What's really illuminating, however, is the apparent source the AI drew on for its recommendation. According to internet sleuths, it's almost certainly a random Reddit comment from 11 years ago, posted by a user with the crass name of fucksmith, that was almost certainly meant as a joke. Read it for yourself, and you can see the undeniable similarities with the recommendation by the AI Overview.

Mr. Fucksmith was responding to a thread titled "My cheese slides off the pizza too easily." It's easy to see why that would make its content appear relevant to the query, but it's hard to make sense of why the AI algorithm singled out this comment in particular, which only had eight upvotes at the time, from a thread that's equally obscure.

Breach of Crust

That the AI can't discern sincerity from shitpost is no surprise. It underscores a fundamental flaw to the predominant approach of training generative AI models, which is in a nutshell to feed them as much information scraped from the internet as possible. That inevitably leads to a lot of garbage being ingested, and then eventually regurgitated. In this case, the faults of this approach have a clear lineage: in February, Google struck a $60 million deal with Reddit to train its AI on users' posts.

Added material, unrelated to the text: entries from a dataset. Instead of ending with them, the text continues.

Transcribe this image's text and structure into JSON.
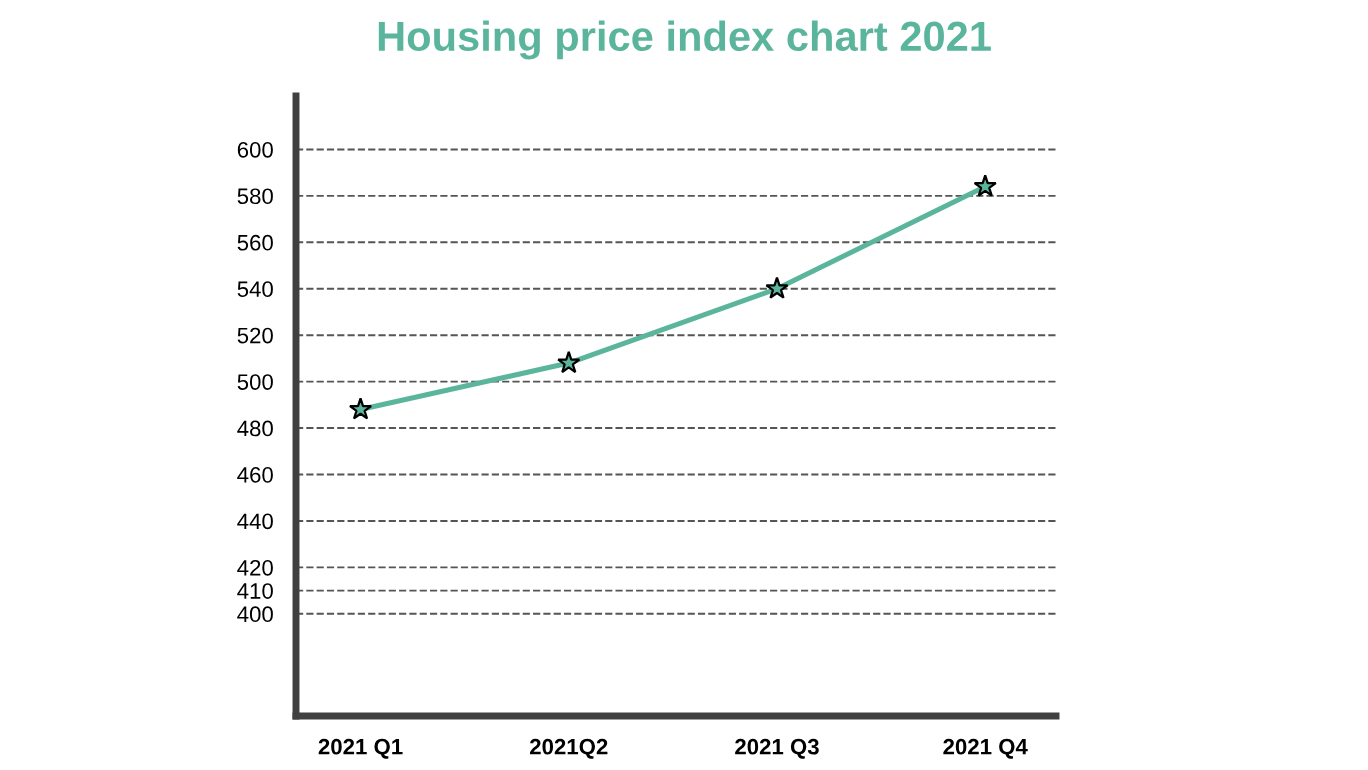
{
  "chart_data": {
    "type": "line",
    "title": "Housing price index chart 2021",
    "categories": [
      "2021 Q1",
      "2021Q2",
      "2021 Q3",
      "2021 Q4"
    ],
    "series": [
      {
        "color": "#5bb59c",
        "values": [
          488,
          508,
          540,
          584
        ]
      }
    ],
    "marker": "star",
    "grid": "y",
    "legend": false,
    "ylim": [
      356,
      623
    ],
    "yticks": [
      400,
      410,
      420,
      440,
      460,
      480,
      500,
      520,
      540,
      560,
      580,
      600
    ]
  }
}
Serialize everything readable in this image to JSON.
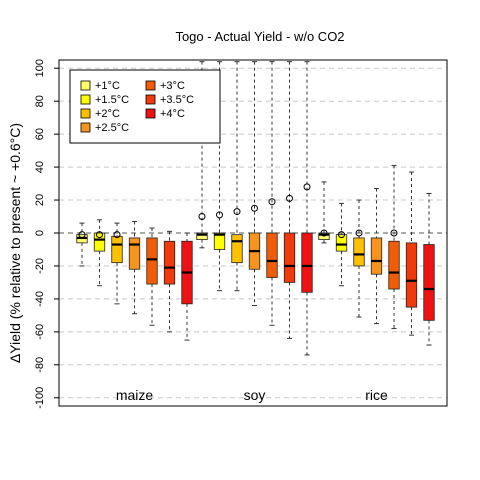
{
  "chart_data": {
    "type": "boxplot",
    "title": "Togo - Actual Yield - w/o CO2",
    "ylabel": "ΔYield (% relative to present ~ +0.6°C)",
    "xlabel": "",
    "ylim": [
      -105,
      105
    ],
    "yticks": [
      -100,
      -80,
      -60,
      -40,
      -20,
      0,
      20,
      40,
      60,
      80,
      100
    ],
    "grid": "horizontal dashed",
    "legend_position": "top-left",
    "legend": [
      {
        "label": "+1°C",
        "color": "#FFFF66"
      },
      {
        "label": "+1.5°C",
        "color": "#FFFF00"
      },
      {
        "label": "+2°C",
        "color": "#FFC000"
      },
      {
        "label": "+2.5°C",
        "color": "#F7941D"
      },
      {
        "label": "+3°C",
        "color": "#F25C05"
      },
      {
        "label": "+3.5°C",
        "color": "#F03A0C"
      },
      {
        "label": "+4°C",
        "color": "#EE1111"
      }
    ],
    "groups": [
      {
        "name": "maize",
        "boxes": [
          {
            "level": "+1°C",
            "min": -20,
            "q1": -6,
            "median": -3,
            "q3": -1,
            "max": 6,
            "mean": -1
          },
          {
            "level": "+1.5°C",
            "min": -32,
            "q1": -11,
            "median": -4,
            "q3": 0,
            "max": 8,
            "mean": -1
          },
          {
            "level": "+2°C",
            "min": -43,
            "q1": -18,
            "median": -7,
            "q3": -2,
            "max": 6,
            "mean": -1
          },
          {
            "level": "+2.5°C",
            "min": -49,
            "q1": -22,
            "median": -7,
            "q3": -3,
            "max": 7,
            "mean": null
          },
          {
            "level": "+3°C",
            "min": -56,
            "q1": -31,
            "median": -16,
            "q3": -3,
            "max": 3,
            "mean": null
          },
          {
            "level": "+3.5°C",
            "min": -60,
            "q1": -31,
            "median": -21,
            "q3": -5,
            "max": 1,
            "mean": null
          },
          {
            "level": "+4°C",
            "min": -65,
            "q1": -43,
            "median": -24,
            "q3": -5,
            "max": 0,
            "mean": null
          }
        ]
      },
      {
        "name": "soy",
        "boxes": [
          {
            "level": "+1°C",
            "min": -9,
            "q1": -4,
            "median": -1,
            "q3": 0,
            "max": 104,
            "mean": 10
          },
          {
            "level": "+1.5°C",
            "min": -35,
            "q1": -10,
            "median": -1,
            "q3": 0,
            "max": 104,
            "mean": 11
          },
          {
            "level": "+2°C",
            "min": -35,
            "q1": -18,
            "median": -5,
            "q3": -1,
            "max": 104,
            "mean": 13
          },
          {
            "level": "+2.5°C",
            "min": -44,
            "q1": -22,
            "median": -11,
            "q3": 0,
            "max": 104,
            "mean": 15
          },
          {
            "level": "+3°C",
            "min": -56,
            "q1": -27,
            "median": -17,
            "q3": 0,
            "max": 104,
            "mean": 19
          },
          {
            "level": "+3.5°C",
            "min": -64,
            "q1": -30,
            "median": -20,
            "q3": 0,
            "max": 104,
            "mean": 21
          },
          {
            "level": "+4°C",
            "min": -74,
            "q1": -36,
            "median": -20,
            "q3": 0,
            "max": 104,
            "mean": 28
          }
        ]
      },
      {
        "name": "rice",
        "boxes": [
          {
            "level": "+1°C",
            "min": -6,
            "q1": -4,
            "median": -1,
            "q3": 0,
            "max": 31,
            "mean": 0
          },
          {
            "level": "+1.5°C",
            "min": -32,
            "q1": -11,
            "median": -7,
            "q3": -1,
            "max": 18,
            "mean": -1
          },
          {
            "level": "+2°C",
            "min": -51,
            "q1": -20,
            "median": -13,
            "q3": -3,
            "max": 20,
            "mean": 0
          },
          {
            "level": "+2.5°C",
            "min": -55,
            "q1": -25,
            "median": -17,
            "q3": -3,
            "max": 27,
            "mean": null
          },
          {
            "level": "+3°C",
            "min": -58,
            "q1": -34,
            "median": -24,
            "q3": -5,
            "max": 41,
            "mean": 0
          },
          {
            "level": "+3.5°C",
            "min": -62,
            "q1": -45,
            "median": -29,
            "q3": -6,
            "max": 37,
            "mean": null
          },
          {
            "level": "+4°C",
            "min": -68,
            "q1": -53,
            "median": -34,
            "q3": -7,
            "max": 24,
            "mean": null
          }
        ]
      }
    ]
  }
}
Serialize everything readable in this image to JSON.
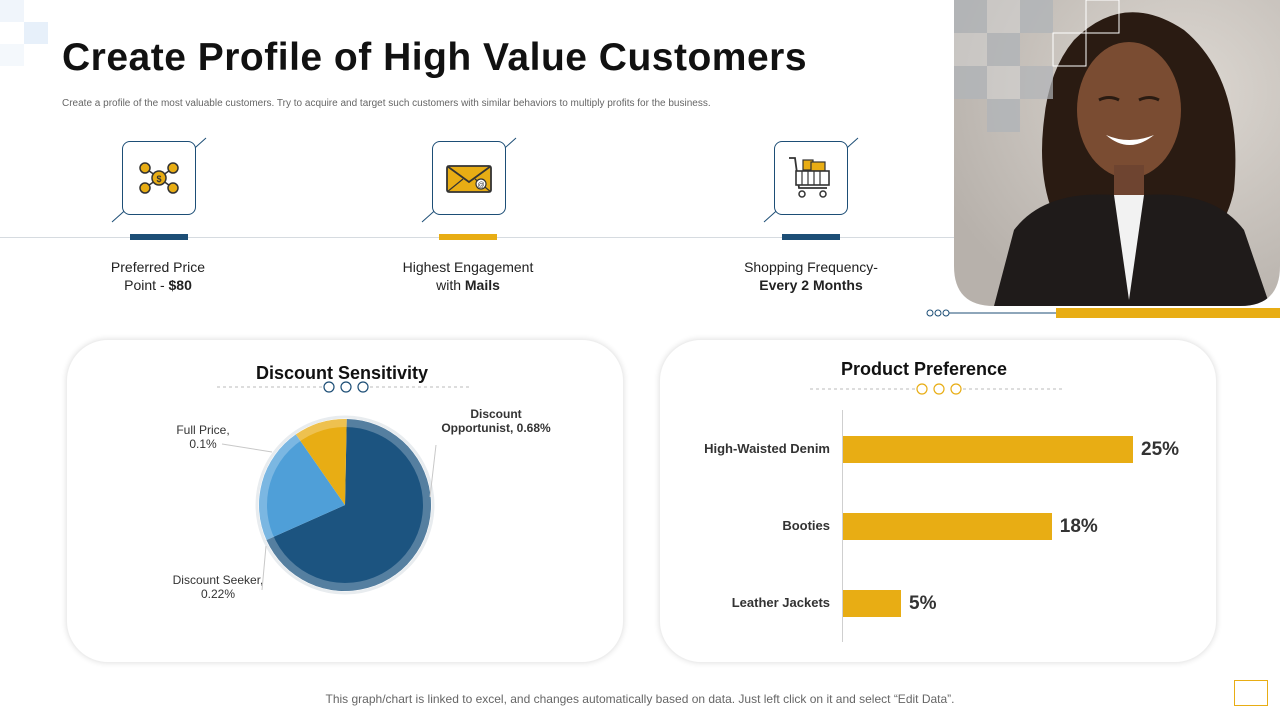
{
  "header": {
    "title": "Create Profile of High Value Customers",
    "subtitle": "Create a profile of the most valuable customers. Try to acquire and target such customers with similar behaviors to multiply profits for the business."
  },
  "features": [
    {
      "line1": "Preferred Price",
      "line2_prefix": "Point - ",
      "line2_bold": "$80",
      "icon": "money-network-icon"
    },
    {
      "line1": "Highest Engagement",
      "line2_prefix": "with ",
      "line2_bold": "Mails",
      "icon": "mail-icon"
    },
    {
      "line1": "Shopping Frequency-",
      "line2_prefix": "",
      "line2_bold": "Every 2 Months",
      "icon": "shopping-cart-icon"
    }
  ],
  "colors": {
    "navy": "#1d4e76",
    "gold": "#e8ad14",
    "light_blue": "#4f9fd8",
    "dark_blue": "#1c5480"
  },
  "chart_data": [
    {
      "type": "pie",
      "title": "Discount Sensitivity",
      "slices": [
        {
          "label": "Discount Opportunist",
          "label_text": "Discount Opportunist,",
          "value_text": "0.68%",
          "value": 0.68,
          "color": "#1c5480"
        },
        {
          "label": "Discount Seeker",
          "label_text": "Discount Seeker,",
          "value_text": "0.22%",
          "value": 0.22,
          "color": "#4f9fd8"
        },
        {
          "label": "Full Price",
          "label_text": "Full Price,",
          "value_text": "0.1%",
          "value": 0.1,
          "color": "#e8ad14"
        }
      ]
    },
    {
      "type": "bar",
      "orientation": "horizontal",
      "title": "Product Preference",
      "categories": [
        "High-Waisted Denim",
        "Booties",
        "Leather Jackets"
      ],
      "values": [
        25,
        18,
        5
      ],
      "value_labels": [
        "25%",
        "18%",
        "5%"
      ],
      "xlim": [
        0,
        28
      ]
    }
  ],
  "footer": {
    "note": "This graph/chart is linked to excel,  and changes automatically based on data. Just left click on it and select “Edit Data”."
  }
}
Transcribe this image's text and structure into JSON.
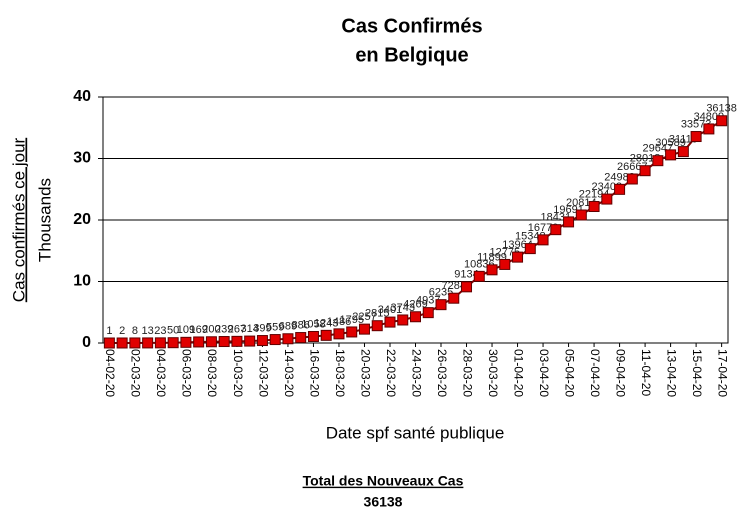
{
  "chart_data": {
    "type": "line",
    "title": [
      "Cas Confirmés",
      "en Belgique"
    ],
    "y_label": "Cas confirmés ce jour",
    "y_unit_label": "Thousands",
    "x_label": "Date spf santé publique",
    "categories": [
      "04-02-20",
      null,
      "02-03-20",
      null,
      "04-03-20",
      null,
      "06-03-20",
      null,
      "08-03-20",
      null,
      "10-03-20",
      null,
      "12-03-20",
      null,
      "14-03-20",
      null,
      "16-03-20",
      null,
      "18-03-20",
      null,
      "20-03-20",
      null,
      "22-03-20",
      null,
      "24-03-20",
      null,
      "26-03-20",
      null,
      "28-03-20",
      null,
      "30-03-20",
      null,
      "01-04-20",
      null,
      "03-04-20",
      null,
      "05-04-20",
      null,
      "07-04-20",
      null,
      "09-04-20",
      null,
      "11-04-20",
      null,
      "13-04-20",
      null,
      "15-04-20",
      null,
      "17-04-20"
    ],
    "series": [
      {
        "color": "#e00000",
        "line_color": "#800000",
        "values": [
          0.001,
          0.002,
          0.008,
          0.013,
          0.023,
          0.05,
          0.109,
          0.169,
          0.2,
          0.239,
          0.267,
          0.314,
          0.399,
          0.559,
          0.689,
          0.886,
          1.058,
          1.243,
          1.486,
          1.795,
          2.257,
          2.815,
          3.401,
          3.743,
          4.269,
          4.937,
          6.235,
          7.284,
          9.134,
          10.836,
          11.899,
          12.775,
          13.964,
          15.348,
          16.77,
          18.431,
          19.691,
          20.814,
          22.194,
          23.403,
          24.983,
          26.667,
          28.018,
          29.647,
          30.589,
          31.119,
          33.573,
          34.809,
          36.138
        ],
        "value_labels": [
          "1",
          "2",
          "8",
          "13",
          "23",
          "50",
          "109",
          "169",
          "200",
          "239",
          "267",
          "314",
          "399",
          "559",
          "689",
          "886",
          "1058",
          "1243",
          "1486",
          "1795",
          "2257",
          "2815",
          "3401",
          "3743",
          "4269",
          "4937",
          "6235",
          "7284",
          "9134",
          "10836",
          "11899",
          "12775",
          "13964",
          "15348",
          "16770",
          "18431",
          "19691",
          "20814",
          "22194",
          "23403",
          "24983",
          "26667",
          "28018",
          "29647",
          "30589",
          "31119",
          "33573",
          "34809",
          "36138"
        ]
      }
    ],
    "ylim": [
      0,
      40
    ],
    "yticks": [
      0,
      10,
      20,
      30,
      40
    ],
    "grid": true,
    "footer": {
      "title": "Total des Nouveaux Cas",
      "value": 36138
    }
  }
}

Today, that AI is using Reddit posts to tell people to eat glue.

And again, another flaw: the cheesy contretemps betrays just how lackluster the capabilities of these AI models are. What is gained by getting search results from them that couldn't be answered by adding "Reddit" to a search query?  At least in the latter's case, you'd be seeing where the information is coming from in its original context — and then you could decide if fucksmith is really the pizza expert you want to be taking advice from.

But if Google's AI Overview is just going to crib what people post on social media, it could at least do it correctly; the real answer was right there in the original Reddit thread it was copying from as the top comment.

"Too much sauce, bro," wrote a user with the handle rotzak, sagaciously.

After this story ran, a Google spokesperson provided the following statement: "The vast majority of AI Overviews provide high quality information, with links to dig deeper on the web. Many of the examples we've seen have been uncommon queries, and we've also seen examples that were doctored or that we couldn't reproduce. We conducted extensive testing before launching this new experience, and as with other features we've launched in Search, we appreciate the feedback. We're taking swift action where appropriate under our content policies, and using these examples to develop broader improvements to our systems, some of which have already started to roll out."